How about the Ludlow massacre?
http://en.wikipedia.org/wiki/Ludlow_massacre
“The Ludlow Massacre resulted in the violent deaths of 19 people[1] during an attack by the Colorado National Guard on a tent colony of 1,200 striking coal miners and their families at Ludlow, Colorado on April 20, 1914. The deaths occurred after a day-long fight between strikers and the Guard. Two women and eleven children were asphyxiated and burned to death. Three union leaders and two strikers were killed by gunfire, along with one child, one passer-by, and one National Guardsman. In response, the miners armed themselves and attacked dozens of mines, destroying property and engaging in several skirmishes with the Colorado National Guard.”
Corporate Scum aided by a National Guard killing American citizens? Scum, just like slave owners? US Congress SUCKS!!!!!!!!!!!!!!
The battle against King Coal also has to do with the massive amount of CO2 that burning this coal will release. Unfortunately it seems that our corrupted govt wants to open up even more lands to strip mining and tar sands extraction. This is ecocide, and it is needs to stop.

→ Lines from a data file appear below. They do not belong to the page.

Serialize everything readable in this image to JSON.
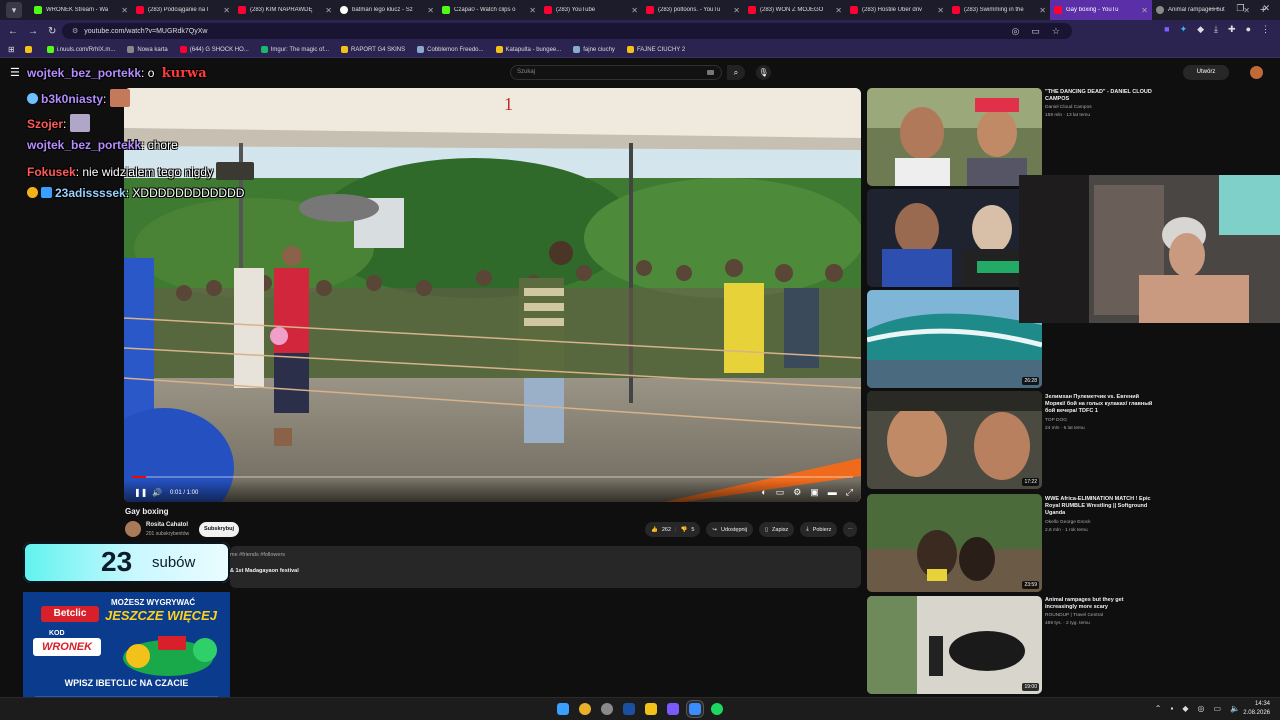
{
  "browser": {
    "tabs": [
      {
        "label": "WRONEK Stream - Wa",
        "icon": "kick-icon"
      },
      {
        "label": "(283) Podciąganie na l",
        "icon": "youtube-icon"
      },
      {
        "label": "(283) KIM NAPRAWDĘ",
        "icon": "youtube-icon"
      },
      {
        "label": "batman lego klucz - Sz",
        "icon": "google-icon"
      },
      {
        "label": "Czapa0 - Watch clips o",
        "icon": "kick-icon"
      },
      {
        "label": "(283) YouTube",
        "icon": "youtube-icon"
      },
      {
        "label": "(283) poltoons. - YouTu",
        "icon": "youtube-icon"
      },
      {
        "label": "(283) WON Z MOJEGO",
        "icon": "youtube-icon"
      },
      {
        "label": "(283) Hostile Uber driv",
        "icon": "youtube-icon"
      },
      {
        "label": "(283) Swimming in the",
        "icon": "youtube-icon"
      },
      {
        "label": "Gay boxing - YouTu",
        "icon": "youtube-icon",
        "active": true
      },
      {
        "label": "Animal rampages but",
        "icon": "generic-icon"
      }
    ],
    "url": "youtube.com/watch?v=MUGRdk7QyXw",
    "bookmarks": [
      {
        "label": "",
        "icon": "folder-icon"
      },
      {
        "label": "i.nuuls.com/RrhlX.m...",
        "icon": "link-icon"
      },
      {
        "label": "Nowa karta",
        "icon": "page-icon"
      },
      {
        "label": "(644) G SHOCK HO...",
        "icon": "youtube-icon"
      },
      {
        "label": "Imgur: The magic of...",
        "icon": "imgur-icon"
      },
      {
        "label": "RAPORT G4 SKINS",
        "icon": "folder-icon"
      },
      {
        "label": "Cobblemon Freedo...",
        "icon": "globe-icon"
      },
      {
        "label": "Katapulta - bungee...",
        "icon": "folder-icon"
      },
      {
        "label": "fajne ciuchy",
        "icon": "globe-icon"
      },
      {
        "label": "FAJNE CIUCHY 2",
        "icon": "folder-icon"
      }
    ]
  },
  "youtube": {
    "search_placeholder": "Szukaj",
    "create_label": "Utwórz",
    "video": {
      "title": "Gay boxing",
      "time": "0:01 / 1:00",
      "progress": 0.02,
      "channel": "Rosita Cahatol",
      "subscribers": "201 subskrybentów",
      "subscribe_label": "Subskrybuj",
      "likes": "262",
      "dislikes": "5",
      "share_label": "Udostępnij",
      "save_label": "Zapisz",
      "download_label": "Pobierz",
      "description_line1": "me #friends #followers",
      "description_line2": "& 1st Madagayaon festival"
    },
    "recommendations": [
      {
        "title": "\"THE DANCING DEAD\" - DANIEL CLOUD CAMPOS",
        "channel": "Daniel Cloud Campos",
        "meta": "159 mln · 13 lat temu",
        "duration": ""
      },
      {
        "title": "",
        "channel": "",
        "meta": "",
        "duration": ""
      },
      {
        "title": "",
        "channel": "",
        "meta": "",
        "duration": "26:28"
      },
      {
        "title": "Зелимхан Пулеметчик vs. Евгений Морякі/ бой на голых кулаках/ главный бой вечера/ TDFC 1",
        "channel": "TOP DOG",
        "meta": "24 mln · 6 lat temu",
        "duration": "17:22"
      },
      {
        "title": "WWE Africa-ELIMINATION MATCH ! Epic Royal RUMBLE Wrestling || Softground Uganda",
        "channel": "Okello George Enock",
        "meta": "2,6 mln · 1 rok temu",
        "duration": "23:59"
      },
      {
        "title": "Animal rampages but they get increasingly more scary",
        "channel": "ROUNDUP | Travel Central",
        "meta": "459 tys. · 2 tyg. temu",
        "duration": "19:00"
      }
    ]
  },
  "stream_overlay": {
    "chat": [
      {
        "user": "wojtek_bez_portekk",
        "message": "o",
        "user_color": "#b48cff",
        "emote": "kurwa"
      },
      {
        "user": "b3k0niasty",
        "message": "",
        "user_color": "#b48cff",
        "emote": "face"
      },
      {
        "user": "Szojer",
        "message": "",
        "user_color": "#ff5a5a",
        "emote": "face"
      },
      {
        "user": "wojtek_bez_portekk",
        "message": "chore",
        "user_color": "#b48cff",
        "emote": ""
      },
      {
        "user": "Fokusek",
        "message": "nie widzialem tego nigdy",
        "user_color": "#ff5a5a",
        "emote": "cat"
      },
      {
        "user": "23adissssek",
        "message": "XDDDDDDDDDDDD",
        "user_color": "#9ad0ff",
        "emote": ""
      }
    ],
    "emote_text": "kurwa",
    "sub_count": "23",
    "sub_label": "subów",
    "ad": {
      "brand": "Betclic",
      "headline1": "MOŻESZ WYGRYWAĆ",
      "headline2": "JESZCZE WIĘCEJ",
      "kod_label": "KOD",
      "code": "WRONEK",
      "cta": "WPISZ IBETCLIC NA CZACIE"
    }
  },
  "taskbar": {
    "time": "14:34",
    "date": "2.08.2026"
  }
}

If you haven’t seen this 4th of July picnic with Massy’s thugs interrupting the picnic, it’s well worth watching!
http://forums.randi.org/showthread.php?t=147427
(must see film)
MATEWAN (1987) Pt. 1
http://www.youtube.com/watch?v=8ItotzLiYvU
There were reports of gas used on the strikers – I do not recall if it was war gas but I suspect it was since this was the first and only time we bombed our own folks.

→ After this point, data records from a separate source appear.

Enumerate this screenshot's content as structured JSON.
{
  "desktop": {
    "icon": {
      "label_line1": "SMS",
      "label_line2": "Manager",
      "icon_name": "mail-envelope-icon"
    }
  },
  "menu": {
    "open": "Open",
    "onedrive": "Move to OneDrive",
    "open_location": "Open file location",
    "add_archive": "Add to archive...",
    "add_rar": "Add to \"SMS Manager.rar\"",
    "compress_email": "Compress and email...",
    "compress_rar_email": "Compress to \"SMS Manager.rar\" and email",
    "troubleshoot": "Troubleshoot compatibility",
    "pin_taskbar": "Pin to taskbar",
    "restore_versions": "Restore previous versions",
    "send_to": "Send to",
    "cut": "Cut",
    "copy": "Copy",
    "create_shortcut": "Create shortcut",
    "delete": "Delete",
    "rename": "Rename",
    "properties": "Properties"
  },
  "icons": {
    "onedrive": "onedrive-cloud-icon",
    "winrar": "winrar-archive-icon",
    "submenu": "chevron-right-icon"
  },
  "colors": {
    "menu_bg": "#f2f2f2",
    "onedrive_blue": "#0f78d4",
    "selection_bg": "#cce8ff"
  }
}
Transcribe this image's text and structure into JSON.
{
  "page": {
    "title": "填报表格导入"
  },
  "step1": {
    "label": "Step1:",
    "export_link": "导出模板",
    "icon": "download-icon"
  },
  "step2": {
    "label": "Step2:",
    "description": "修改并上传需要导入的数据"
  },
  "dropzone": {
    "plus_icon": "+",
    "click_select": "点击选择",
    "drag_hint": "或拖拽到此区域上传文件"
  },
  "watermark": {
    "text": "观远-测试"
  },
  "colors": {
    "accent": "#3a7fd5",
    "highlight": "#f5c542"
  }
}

Of course back in Chicago we had the gov killing strikers 40 years earlier.
Seems the rich and corporate like to use the government they purchased.

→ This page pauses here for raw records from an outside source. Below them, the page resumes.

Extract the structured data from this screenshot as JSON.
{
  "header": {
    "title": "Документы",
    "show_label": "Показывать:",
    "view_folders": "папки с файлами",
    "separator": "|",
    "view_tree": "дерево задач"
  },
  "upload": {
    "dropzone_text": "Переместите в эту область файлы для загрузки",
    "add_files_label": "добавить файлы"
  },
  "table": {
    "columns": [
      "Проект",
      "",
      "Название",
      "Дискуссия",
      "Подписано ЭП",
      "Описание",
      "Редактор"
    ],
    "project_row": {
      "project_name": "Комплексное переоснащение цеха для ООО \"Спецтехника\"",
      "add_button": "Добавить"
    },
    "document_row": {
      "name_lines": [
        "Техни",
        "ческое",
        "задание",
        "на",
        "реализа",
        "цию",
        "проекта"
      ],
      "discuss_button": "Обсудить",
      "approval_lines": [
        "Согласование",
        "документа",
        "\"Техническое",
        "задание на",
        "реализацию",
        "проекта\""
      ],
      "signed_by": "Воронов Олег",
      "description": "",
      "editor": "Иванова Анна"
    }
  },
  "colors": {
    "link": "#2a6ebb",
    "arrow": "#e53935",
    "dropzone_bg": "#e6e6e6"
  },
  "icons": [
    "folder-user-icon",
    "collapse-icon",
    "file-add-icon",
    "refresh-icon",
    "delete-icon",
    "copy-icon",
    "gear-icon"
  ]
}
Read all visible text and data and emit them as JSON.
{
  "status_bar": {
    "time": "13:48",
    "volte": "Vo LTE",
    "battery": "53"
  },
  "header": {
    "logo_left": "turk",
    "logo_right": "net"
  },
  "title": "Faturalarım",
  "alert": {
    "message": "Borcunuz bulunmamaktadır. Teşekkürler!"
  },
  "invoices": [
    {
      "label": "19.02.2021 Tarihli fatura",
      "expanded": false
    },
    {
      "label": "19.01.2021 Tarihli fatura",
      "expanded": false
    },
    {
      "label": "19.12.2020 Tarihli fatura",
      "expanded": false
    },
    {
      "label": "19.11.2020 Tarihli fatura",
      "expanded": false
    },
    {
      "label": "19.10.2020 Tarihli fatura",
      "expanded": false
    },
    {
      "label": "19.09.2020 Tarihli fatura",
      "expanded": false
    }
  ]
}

The Pinkertons never left their occupation of Appalachia. It’s just how the bankstas run things, folks. It beats me how the bankstas and their paid-off flunkies eating their cocktail weenies at below sea level in DC are oblivious to the poisoning they create up in the mountains west and above that washes down upon them.
“You Don’t Have To Move That Mountain” by “Obviously Minor Guys and a Girl” at “Kids on Blue Grass” (2009)
Yer in CA?
You frequent that fest?
I sure do!
You play/sing?
Thanks Kevin. Anybody interested in what happened to the EPA’s proposed guidelines for valley fills that would have made it very difficultew for MTR to get Clean Water Act permits should check this out: http://www.progressivereform.org/CPRBlog.cfm?idBlog=25E65166-F22C-B6FD-FC70ED0DF720F456
Yet another agency action stopped by the OMB and the nefarious Cass Sunstein. And this is a “guidance” not a regulation: something the OMB has no authority over under Executive Order 12866!
Also check out The Last Mountain documentary in theatres now. Saw it this weekend, great stuff: http://thelastmountainmovie.com/
Corporate scum suck………
I am in Teddy’s ‘hood and the ancestors make me look like the amateur that I am but yes/yes.